Representatives from more than 20 countries are in the city for the 3rd meeting of the Infrastructure Working Group (IWG)

On Tuesday (26), the G20 delegation participating in working meetings in Foz do Iguaçu (PR) was received at the Central Lookout of Itaipu Dam for the opening event of the meeting. Throughout the week, the delegations are taking part in Infrastructure Working Group (IWG) discussions and the G20 Finance Track. This was the first of four meetings in the city.

According to Antonio Freitas, Deputy Secretary for International Finance and Economic Cooperation at the Ministry of Finance, the choice of Foz do Iguaçu as the venue for one of the G20 meetings is a recognition of the relevance the region where the dam is located stands for. ‘The infrastructure working group is discussing four major priorities: poverty infrastructure; climate-resilient infrastructure; mitigation of exchange rate risk for infrastructure investments; and mobilization of resources for cross-border projects. We believe that Itaipu, due to its size, strength, and importance, aligns well with these four major priorities,’ he emphasized. He sees the Binational entity as an example of cooperation between countries that can be a model for the world.

Group's coordinator, Marden Barboza; Deputy Secretary for International Finance and Economic Cooperation,Antonio Freitas;Brazilian general director of Itaipu Binacional, Enio Verri and André Alliana, Secretary of Tourism in Foz do Iguaçu.
Group’s coordinator, Marden Barboza; Deputy Secretary for International Finance and Economic Cooperation, Antonio Freitas; Brazilian general director of Itaipu Binacional, Enio Verri and André Alliana, Secretary of Tourism of Foz do Iguaçu. Photo: William Brisida

During the event with authorities, the Brazilian general director of Itaipu Binacional, Enio Verri, emphasized the importance of meetings among the 20 richest countries on the planet to bring about fundamental changes in different areas. ‘These meetings will address topics such as the transition in fuels, energy, and consumption, in addition to the climate crisis.

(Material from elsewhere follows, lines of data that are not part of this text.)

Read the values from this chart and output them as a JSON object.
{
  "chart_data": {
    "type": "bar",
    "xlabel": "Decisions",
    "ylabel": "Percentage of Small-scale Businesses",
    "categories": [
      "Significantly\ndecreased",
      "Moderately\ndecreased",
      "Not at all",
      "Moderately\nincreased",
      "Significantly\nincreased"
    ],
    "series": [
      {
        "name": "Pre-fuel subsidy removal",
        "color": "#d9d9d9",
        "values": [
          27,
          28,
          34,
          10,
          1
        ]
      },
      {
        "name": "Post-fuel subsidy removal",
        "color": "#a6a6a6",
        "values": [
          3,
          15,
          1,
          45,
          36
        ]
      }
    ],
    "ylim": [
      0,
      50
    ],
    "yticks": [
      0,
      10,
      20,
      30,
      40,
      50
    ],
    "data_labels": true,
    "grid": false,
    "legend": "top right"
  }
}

Bringing these agendas to Itaipu is a way to show that the company is aligned with these issues, especially energy transition,’ he explained.
According to Verri, the motto adopted by Brazil in the G20, ‘Building a Fair World and a Sustainable Planet’, suits perfectly the company’s policies. ‘Our actions in environmental, social, and income distribution policies are absolutely aligned with this project and this conception,’ he stated.

About the G20

The G20 (Group of 20) is an international forum for economic cooperation established in 1999. It brings together 19 countries, the European Union and the African Union, covering developed and emerging nations. The G20 is not a formal economic bloc, but rather a group dedicated to dialogue on key issues related to global economic stability. The presidency of the G20 is rotating and this year it was assumed by Brazil.

Officially participating are: South Africa, Germany, Saudi Arabia, Argentina, Australia, Brazil, Canada, China, South Korea, United States, France, India, Indonesia, Italy, Japan, Mexico, United Kingdom, Russia, and Turkey, in addition to the African Union and the European Union. Countries and international organizations invited by the host also participate in the meetings.

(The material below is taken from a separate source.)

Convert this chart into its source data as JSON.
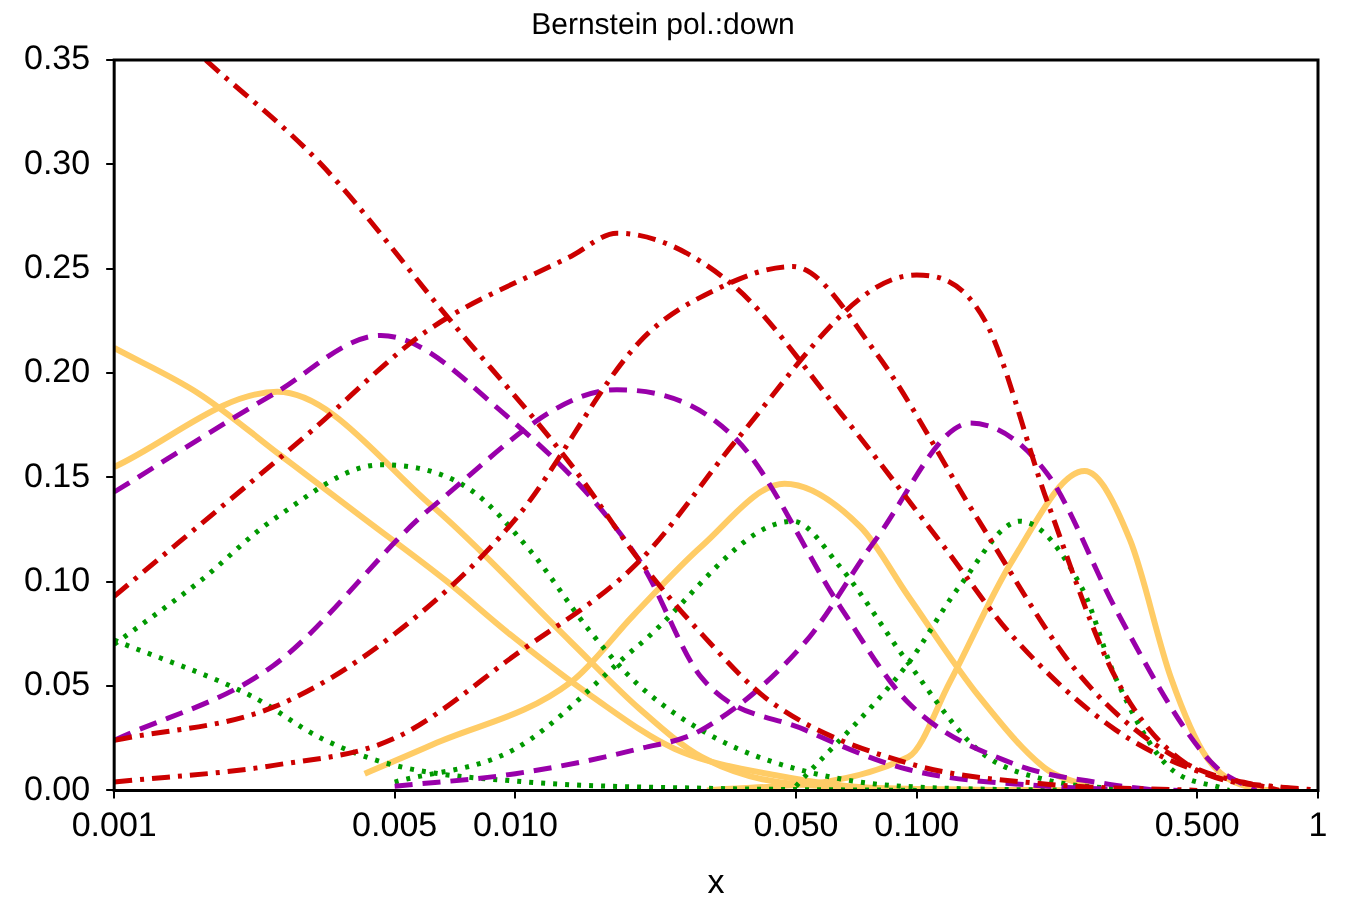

The G20 operates distinctly compared to traditional international organizations, with two main approaches: the Finance Track and the Sherpa Track. The Finance Track is led by the Finance Ministers and Central Bank Governors of the group’s countries, who meet at least four times a year (two of which coincide with the general meetings of the World Bank and IMF). The Sherpas, who lead the other track, are the personal representatives of the G20 leaders, responsible for overseeing negotiations, discussing the agenda items for the summit, and coordinating most of the work.

The Sherpa Trail consists of 15 working groups, two task forces (one for Launching a Global Alliance against Hunger and Poverty and another for Global Mobilization against Climate Change) and a Bioeconomy Initiative. The working groups are: Agriculture, Anti-Corruption, Culture, Development, Digital Economy, Disaster Risk Reduction, Education, Employment, Energy Transitions, Climate and Environmental Sustainability, Health, Tourism, Trade and Investment, Women’s Empowerment and Research and Innovation.

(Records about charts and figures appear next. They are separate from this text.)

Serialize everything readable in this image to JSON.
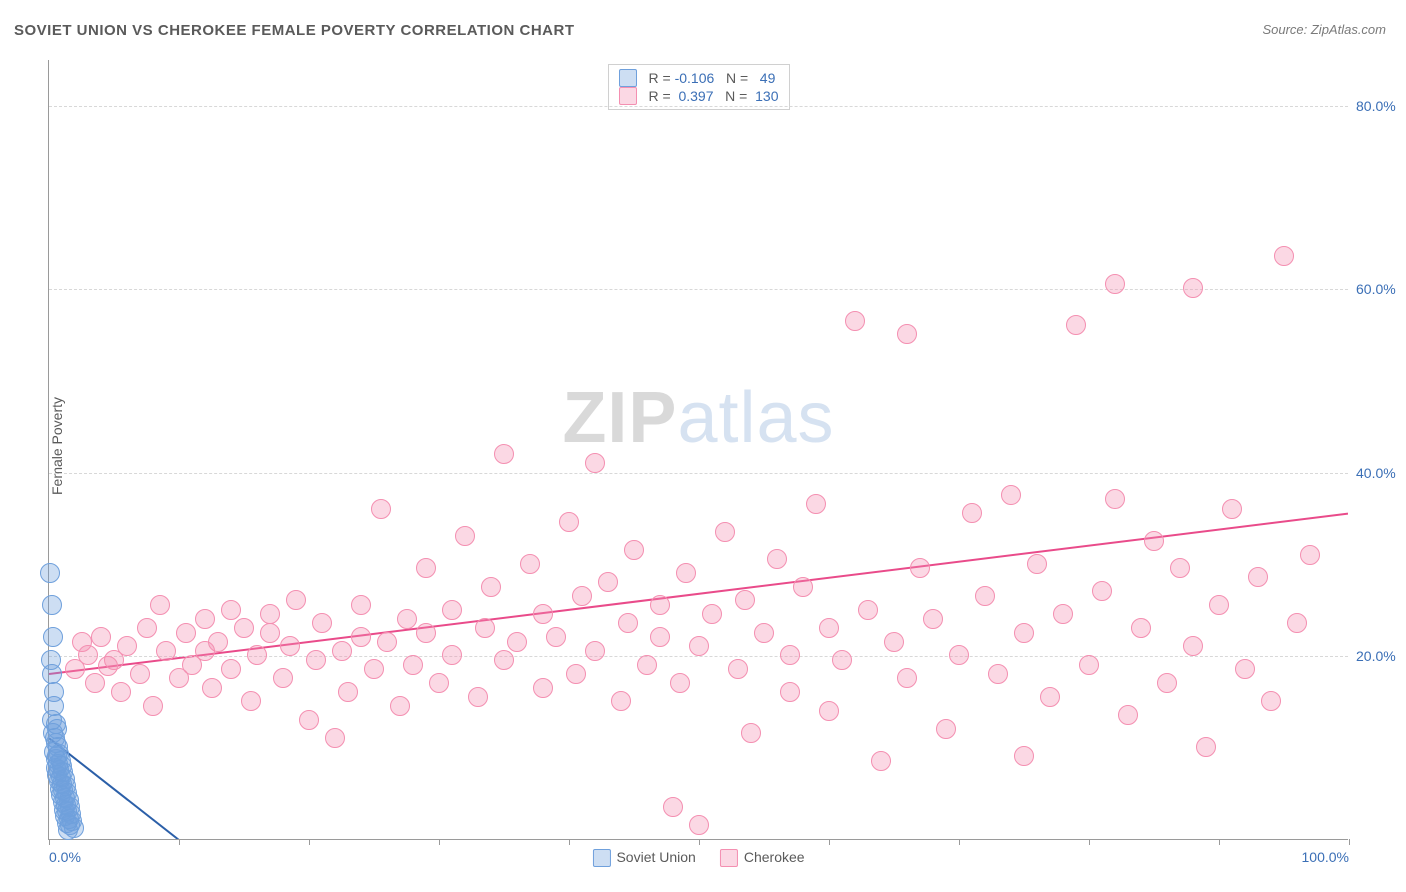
{
  "title": "SOVIET UNION VS CHEROKEE FEMALE POVERTY CORRELATION CHART",
  "source_label": "Source: ",
  "source_name": "ZipAtlas.com",
  "ylabel": "Female Poverty",
  "watermark_a": "ZIP",
  "watermark_b": "atlas",
  "chart": {
    "type": "scatter",
    "xlim": [
      0,
      100
    ],
    "ylim": [
      0,
      85
    ],
    "xtick_count": 11,
    "xtick_labels_shown": {
      "0": "0.0%",
      "100": "100.0%"
    },
    "yticks": [
      20,
      40,
      60,
      80
    ],
    "ytick_labels": [
      "20.0%",
      "40.0%",
      "60.0%",
      "80.0%"
    ],
    "background_color": "#ffffff",
    "grid_color": "#d8d8d8",
    "axis_color": "#9a9a9a",
    "tick_label_color": "#3b6fb6",
    "marker_radius": 9,
    "marker_border_width": 1.5,
    "trend_line_width": 2,
    "trend_dash_extension": true
  },
  "series": [
    {
      "id": "soviet_union",
      "label": "Soviet Union",
      "fill_color": "rgba(111,160,220,0.35)",
      "stroke_color": "#6fa0dc",
      "trend_color": "#2b5fa8",
      "trend": {
        "y_at_x0": 11.0,
        "y_at_x100": -100.0
      },
      "R": "-0.106",
      "N": "49",
      "points": [
        [
          0.1,
          29.0
        ],
        [
          0.2,
          25.5
        ],
        [
          0.3,
          22.0
        ],
        [
          0.15,
          19.5
        ],
        [
          0.25,
          18.0
        ],
        [
          0.4,
          16.0
        ],
        [
          0.35,
          14.5
        ],
        [
          0.2,
          13.0
        ],
        [
          0.5,
          12.5
        ],
        [
          0.6,
          12.0
        ],
        [
          0.3,
          11.5
        ],
        [
          0.45,
          11.0
        ],
        [
          0.55,
          10.5
        ],
        [
          0.7,
          10.0
        ],
        [
          0.4,
          9.5
        ],
        [
          0.8,
          9.3
        ],
        [
          0.6,
          9.0
        ],
        [
          0.5,
          8.7
        ],
        [
          0.9,
          8.5
        ],
        [
          0.7,
          8.2
        ],
        [
          1.0,
          8.0
        ],
        [
          0.55,
          7.7
        ],
        [
          0.8,
          7.5
        ],
        [
          1.1,
          7.3
        ],
        [
          0.65,
          7.0
        ],
        [
          0.9,
          6.8
        ],
        [
          1.2,
          6.5
        ],
        [
          0.75,
          6.3
        ],
        [
          1.0,
          6.0
        ],
        [
          1.3,
          5.8
        ],
        [
          0.85,
          5.5
        ],
        [
          1.1,
          5.3
        ],
        [
          1.4,
          5.0
        ],
        [
          0.95,
          4.8
        ],
        [
          1.2,
          4.5
        ],
        [
          1.5,
          4.3
        ],
        [
          1.05,
          4.0
        ],
        [
          1.3,
          3.7
        ],
        [
          1.6,
          3.5
        ],
        [
          1.15,
          3.2
        ],
        [
          1.4,
          3.0
        ],
        [
          1.7,
          2.7
        ],
        [
          1.25,
          2.5
        ],
        [
          1.5,
          2.2
        ],
        [
          1.8,
          2.0
        ],
        [
          1.35,
          1.7
        ],
        [
          1.6,
          1.5
        ],
        [
          1.9,
          1.2
        ],
        [
          1.45,
          1.0
        ]
      ]
    },
    {
      "id": "cherokee",
      "label": "Cherokee",
      "fill_color": "rgba(244,143,177,0.35)",
      "stroke_color": "#f48fb1",
      "trend_color": "#e94b8a",
      "trend": {
        "y_at_x0": 18.0,
        "y_at_x100": 35.5
      },
      "R": "0.397",
      "N": "130",
      "points": [
        [
          2,
          18.5
        ],
        [
          3,
          20.0
        ],
        [
          3.5,
          17.0
        ],
        [
          4,
          22.0
        ],
        [
          5,
          19.5
        ],
        [
          5.5,
          16.0
        ],
        [
          6,
          21.0
        ],
        [
          7,
          18.0
        ],
        [
          7.5,
          23.0
        ],
        [
          8,
          14.5
        ],
        [
          8.5,
          25.5
        ],
        [
          9,
          20.5
        ],
        [
          10,
          17.5
        ],
        [
          10.5,
          22.5
        ],
        [
          11,
          19.0
        ],
        [
          12,
          24.0
        ],
        [
          12,
          20.5
        ],
        [
          12.5,
          16.5
        ],
        [
          13,
          21.5
        ],
        [
          14,
          25.0
        ],
        [
          14,
          18.5
        ],
        [
          15,
          23.0
        ],
        [
          15.5,
          15.0
        ],
        [
          16,
          20.0
        ],
        [
          17,
          24.5
        ],
        [
          17,
          22.5
        ],
        [
          18,
          17.5
        ],
        [
          18.5,
          21.0
        ],
        [
          19,
          26.0
        ],
        [
          20,
          13.0
        ],
        [
          20.5,
          19.5
        ],
        [
          21,
          23.5
        ],
        [
          22,
          11.0
        ],
        [
          22.5,
          20.5
        ],
        [
          23,
          16.0
        ],
        [
          24,
          25.5
        ],
        [
          24,
          22.0
        ],
        [
          25,
          18.5
        ],
        [
          25.5,
          36.0
        ],
        [
          26,
          21.5
        ],
        [
          27,
          14.5
        ],
        [
          27.5,
          24.0
        ],
        [
          28,
          19.0
        ],
        [
          29,
          29.5
        ],
        [
          29,
          22.5
        ],
        [
          30,
          17.0
        ],
        [
          31,
          25.0
        ],
        [
          31,
          20.0
        ],
        [
          32,
          33.0
        ],
        [
          33,
          15.5
        ],
        [
          33.5,
          23.0
        ],
        [
          34,
          27.5
        ],
        [
          35,
          19.5
        ],
        [
          35,
          42.0
        ],
        [
          36,
          21.5
        ],
        [
          37,
          30.0
        ],
        [
          38,
          16.5
        ],
        [
          38,
          24.5
        ],
        [
          39,
          22.0
        ],
        [
          40,
          34.5
        ],
        [
          40.5,
          18.0
        ],
        [
          41,
          26.5
        ],
        [
          42,
          41.0
        ],
        [
          42,
          20.5
        ],
        [
          43,
          28.0
        ],
        [
          44,
          15.0
        ],
        [
          44.5,
          23.5
        ],
        [
          45,
          31.5
        ],
        [
          46,
          19.0
        ],
        [
          47,
          25.5
        ],
        [
          47,
          22.0
        ],
        [
          48,
          3.5
        ],
        [
          48.5,
          17.0
        ],
        [
          49,
          29.0
        ],
        [
          50,
          21.0
        ],
        [
          50,
          1.5
        ],
        [
          51,
          24.5
        ],
        [
          52,
          33.5
        ],
        [
          53,
          18.5
        ],
        [
          53.5,
          26.0
        ],
        [
          54,
          11.5
        ],
        [
          55,
          22.5
        ],
        [
          56,
          30.5
        ],
        [
          57,
          16.0
        ],
        [
          57,
          20.0
        ],
        [
          58,
          27.5
        ],
        [
          59,
          36.5
        ],
        [
          60,
          14.0
        ],
        [
          60,
          23.0
        ],
        [
          61,
          19.5
        ],
        [
          62,
          56.5
        ],
        [
          63,
          25.0
        ],
        [
          64,
          8.5
        ],
        [
          65,
          21.5
        ],
        [
          66,
          55.0
        ],
        [
          66,
          17.5
        ],
        [
          67,
          29.5
        ],
        [
          68,
          24.0
        ],
        [
          69,
          12.0
        ],
        [
          70,
          20.0
        ],
        [
          71,
          35.5
        ],
        [
          72,
          26.5
        ],
        [
          73,
          18.0
        ],
        [
          74,
          37.5
        ],
        [
          75,
          9.0
        ],
        [
          75,
          22.5
        ],
        [
          76,
          30.0
        ],
        [
          77,
          15.5
        ],
        [
          78,
          24.5
        ],
        [
          79,
          56.0
        ],
        [
          80,
          19.0
        ],
        [
          81,
          27.0
        ],
        [
          82,
          37.0
        ],
        [
          82,
          60.5
        ],
        [
          83,
          13.5
        ],
        [
          84,
          23.0
        ],
        [
          85,
          32.5
        ],
        [
          86,
          17.0
        ],
        [
          87,
          29.5
        ],
        [
          88,
          60.0
        ],
        [
          88,
          21.0
        ],
        [
          89,
          10.0
        ],
        [
          90,
          25.5
        ],
        [
          91,
          36.0
        ],
        [
          92,
          18.5
        ],
        [
          93,
          28.5
        ],
        [
          94,
          15.0
        ],
        [
          95,
          63.5
        ],
        [
          96,
          23.5
        ],
        [
          97,
          31.0
        ],
        [
          2.5,
          21.5
        ],
        [
          4.5,
          18.8
        ]
      ]
    }
  ],
  "legend_labels": {
    "R_prefix": "R = ",
    "N_prefix": "N = "
  }
}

In the Finance Track, ministers and central bank governors address nine technical groups: Global Economy, International Financial Architecture, Infrastructure, Sustainable Finance, Finance and Health, International Taxation, Financial Inclusion, G20 Task Force for Africa, and Financial Sector Issues.

Brazil in the G20

Brazil’s presidency in the G20 represents a historic and emblematic moment in the country’s resurgence on the international stage. During this period, priority issues of the current Brazilian government will be discussed, including combating hunger, poverty, and inequality, the three dimensions of sustainable development (economic, social, and environmental), and global governance reform.

With 20 generating units and 14,000 MW of installed capacity, Itaipu is a global leader in the generation of clean and renewable energy, having produced 3 billion MWh since 1984. In 2023, Itaipu accounted for approximately 10% of Brazil’s electricity supply and 88% of Paraguay’s.